Reports from companies such as Goldman Sachs, Lockheed Martin, Bank of America and Netflix have heartened investors in those firms' shares.

Still, overall S&P500 earnings growth is only expected to have climbed +3% year-on-year, according to Refinitiv I/B/E/S. That would be the worst performance in two years, and is down from an expectation of +4.5% at the start of October.

Faltering profit growth would remove a key pillar that has helped shelter U.S. stock markets from more severe declines.

Among companies due to report in the coming week are the four largest in the U.S. by market value: Apple, Microsoft, Alphabet and Amazon.

(2) Europe's Earnings Show Strain of Energy, Supply Chain Issues

It's a different story in Europe, where soaring costs of energy, raw materials, labor and credit and tangled supply chains are chipping away at earnings expectations.

Nonetheless, a different lockdown sequencing and favorable currency effects mean companies listed on the pan-European STOXX 600 regional index are expected to report a rise of about 28.4% in earnings in the third quarter, according to Refinitiv I/B/E/S.

Nonetheless, that's down from an expected 32% jump pre-reporting season and a whopping 60% growth in Q3 2021.

So far results have been mixed: Telecom equipment makers Nokia and Ericsson missed analysts' expectations, but on a brighter note Birkin bag maker Hermes saw a sharp rise in sales growth, and the world's second-biggest spirits group Pernod Ricard beat expectations.

(3) Look for the ECB to Deliver Another 75 bps Hike

The European Central Bank (ECB) is widely expected to deliver its second supersized 75 basis-point rate hike on Thursday. Joining the global rate-hike party late, the ECB has delivered 125 bps worth of rises in two meetings in its fastest pace of policy tightening on record.

With Euro-area inflation at almost 10% versus an ECB target of 2%, there's little appetite to slow down now, even if recession risks are rising.

In fact, expect ECB Chief Christine Lagarde to face plenty of questions about when the central bank will start scaling back its bondholdings in the next tightening phase.

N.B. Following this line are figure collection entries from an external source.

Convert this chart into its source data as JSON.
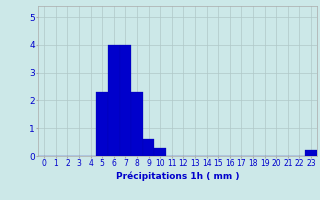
{
  "categories": [
    0,
    1,
    2,
    3,
    4,
    5,
    6,
    7,
    8,
    9,
    10,
    11,
    12,
    13,
    14,
    15,
    16,
    17,
    18,
    19,
    20,
    21,
    22,
    23
  ],
  "values": [
    0,
    0,
    0,
    0,
    0,
    2.3,
    4.0,
    4.0,
    2.3,
    0.6,
    0.3,
    0,
    0,
    0,
    0,
    0,
    0,
    0,
    0,
    0,
    0,
    0,
    0,
    0.2
  ],
  "bar_color": "#0000cc",
  "bar_edge_color": "#0000aa",
  "xlabel": "Précipitations 1h ( mm )",
  "ylim": [
    0,
    5.4
  ],
  "yticks": [
    0,
    1,
    2,
    3,
    4,
    5
  ],
  "background_color": "#cce8e8",
  "grid_color": "#b0c8c8",
  "xlabel_fontsize": 6.5,
  "tick_fontsize": 5.5
}
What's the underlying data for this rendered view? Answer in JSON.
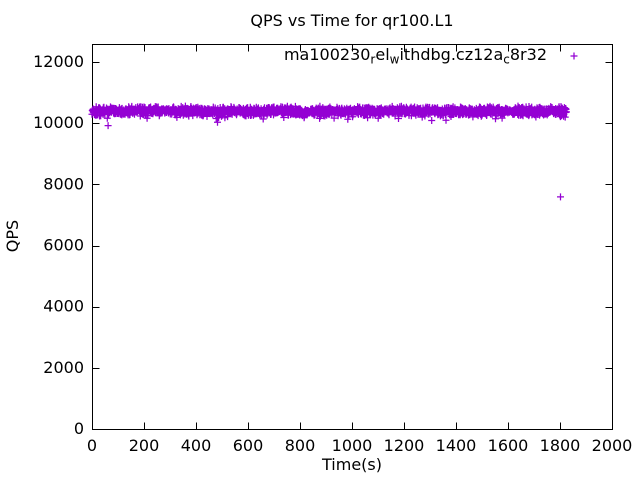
{
  "figure": {
    "background": "#ffffff",
    "text_color": "#000000",
    "frame_color": "#000000"
  },
  "chart_data": {
    "type": "scatter",
    "title": "QPS vs Time for qr100.L1",
    "xlabel": "Time(s)",
    "ylabel": "QPS",
    "xlim": [
      0,
      2000
    ],
    "ylim": [
      0,
      12590
    ],
    "xticks": [
      0,
      200,
      400,
      600,
      800,
      1000,
      1200,
      1400,
      1600,
      1800,
      2000
    ],
    "yticks": [
      0,
      2000,
      4000,
      6000,
      8000,
      10000,
      12000
    ],
    "grid": false,
    "legend_position": "top-right-inside",
    "marker": "plus",
    "series": [
      {
        "name": "ma100230_rel_withdbg.cz12a_c8r32",
        "name_segments": [
          {
            "text": "ma100230",
            "sub": false
          },
          {
            "text": "r",
            "sub": true
          },
          {
            "text": "el",
            "sub": false
          },
          {
            "text": "w",
            "sub": true
          },
          {
            "text": "ithdbg.cz12a",
            "sub": false
          },
          {
            "text": "c",
            "sub": true
          },
          {
            "text": "8r32",
            "sub": false
          }
        ],
        "color": "#9400d3",
        "band": {
          "description": "dense steady-state band of per-second QPS samples",
          "x_start": 0,
          "x_end": 1825,
          "n_points": 1800,
          "y_mean": 10400,
          "y_spread": 170,
          "straggler_chance": 0.05,
          "straggler_extra_drop_min": 80,
          "straggler_extra_drop_max": 230,
          "seed": 1337
        },
        "outliers": [
          {
            "x": 62,
            "y": 9920
          },
          {
            "x": 1802,
            "y": 7590
          }
        ]
      }
    ]
  }
}
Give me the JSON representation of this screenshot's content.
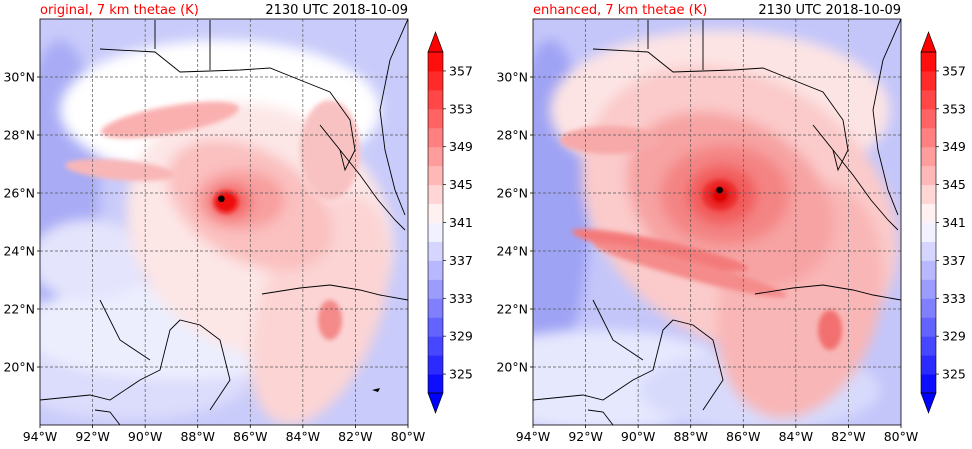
{
  "figure": {
    "panels": [
      {
        "title_left": "original, 7 km thetae (K)",
        "title_right": "2130 UTC 2018-10-09",
        "variant": "original",
        "storm_center": {
          "lon": -87.1,
          "lat": 25.8
        },
        "colorbar_ticks": [
          "325",
          "329",
          "333",
          "337",
          "341",
          "345",
          "349",
          "353",
          "357"
        ]
      },
      {
        "title_left": "enhanced, 7 km thetae (K)",
        "title_right": "2130 UTC 2018-10-09",
        "variant": "enhanced",
        "storm_center": {
          "lon": -86.9,
          "lat": 26.1
        },
        "colorbar_ticks": [
          "325",
          "329",
          "333",
          "337",
          "341",
          "345",
          "349",
          "353",
          "357"
        ]
      }
    ],
    "x_ticks": [
      "94°W",
      "92°W",
      "90°W",
      "88°W",
      "86°W",
      "84°W",
      "82°W",
      "80°W"
    ],
    "y_ticks": [
      "20°N",
      "22°N",
      "24°N",
      "26°N",
      "28°N",
      "30°N"
    ],
    "extent": {
      "lon_min": -94,
      "lon_max": -80,
      "lat_min": 18,
      "lat_max": 32
    },
    "colors": {
      "title_left": "#ff0000",
      "cold": "#0000ff",
      "warm": "#ff0000",
      "neutral": "#ffffff",
      "land_outline": "#000000",
      "grid": "#555555"
    },
    "colorbar_levels": [
      323,
      325,
      327,
      329,
      331,
      333,
      335,
      337,
      339,
      341,
      343,
      345,
      347,
      349,
      351,
      353,
      355,
      357,
      359
    ]
  }
}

Policymakers are also believed to be closing in on a deal to change the rules governing loans to banks that have benefited from a sudden jump in rates.

(4) Bank of Japan (BoJ) Meets Friday

The Bank of Japan meets on Oct. 28 and is expected to continue running against the grain of global central banks by sticking to its extraordinary levels of stimulus — even as its policy exacerbates a politically unpopular plunge in the yen to a 32-year low beyond 150 per dollar.

The BOJ has conducted emergency bond buying for two days running to keep a lid on yields, showing its commitment to easing.

In Australia, the monetary policy outlook is much murkier. The Reserve Bank's decision in October to slow the pace of rate hikes reverberated in global markets, leading some to say the peak of policy tightening worldwide might be reached soon.

Recent data has backed the case for a slower pace of hikes with Australian employment numbers posting a disappointingly small rise in September. That put the spotlight on quarterly inflation data due on Wednesday that could help determine the next policy move.